Casey may not be articulate, but he is smart and he doesn’t like to misrepresent facts. I am guessing he has researched this and knows more than Inquirer – by a long shot. Here are the facts:
(1) The NSA monitors terrorists overseas and catches all their communications. This may include, from time to time, a communication with someone in the US or a US citizen.
(2) Under the current post 9-11 laws, these communications within the US or with a US citizen are passed to the FBI for investigation. The monitoring of the terrorist overseas continues and any more contacts between the terrorist and those in the US or US citizens continue to get swept up.
(3) The FBI investigates the lead, and if there is probable concern, they take the matter to FISA so the person in the US (or the US Citizen) will be fully monitored under FISA warrant.
Now this is the current approach. Prior to 9-11 the NSA would just throw the lead away because FISA refuses to consider leads from the NSA as probable cause. Got that? If the NSA caught Bin Laden himself calling for a strike by US based terrorist teams, the FISA court would refuse to use that as probable cause to investigate. And after 9-11? Still the same. The only difference is the FISA court allowed the FBI to investigate the lead and establish independent evidence.
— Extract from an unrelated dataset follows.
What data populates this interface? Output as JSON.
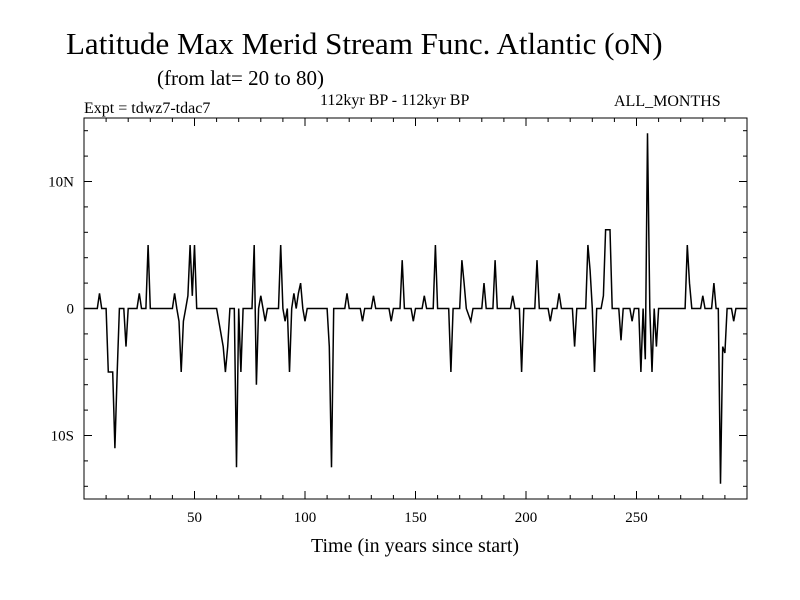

The two presiding chief justices of the FISA court agreed to this arrangement and were reported by the Washington Post to have stated that an NSA lead cannot ever, to this day, be the sole evidence for a warrant.
So the Inquirer is 100% wrong in their concept the President can get a FISA warrant for the NSA to listen on terrorists (here or overseas). Just plain wrong. Casey seems to know that the current arrangement is the best there is if we do not want to just throw out leads to terrorist cells active here in the US. The courts ‘purity’ concept is mind numbingly stubborn because it says the NSA is less scrupulous than the FBI (both staffed by Americans trying to protect us). The NSA has no legal jurisdiction whatsoever, so this concept seems backwards. But that is as far as the deaths of 3,000 Americans would push the judges to adapt to the current threats. They will only consider warrants if the FBI can confirm the risk related to an NSA intercept. The NSA is just doing its job monitoring our enemies overseas and trying to pass on critical information when it trips over it. And this is what the Inquirer ignorantly wants to stop.
And liberals complain everyone thinks they are not smart enough to defend this nation? The NSA Terrorist Surveillance Program is proof they are not smart enough. They don’t even read the reporting out there to see the complete picture. Next time someone claims the NSA can get a warrant from FISA, laugh them off. They have no clue what they are talking about.
Sadly for Casey, this will probably deflate his support from the far left.
Phooey!!! Bob Casey will wiggle in and out of situations in order to get elected. In the end he will vote with Reid and Kennedy.Believe me, he is nothing like his father!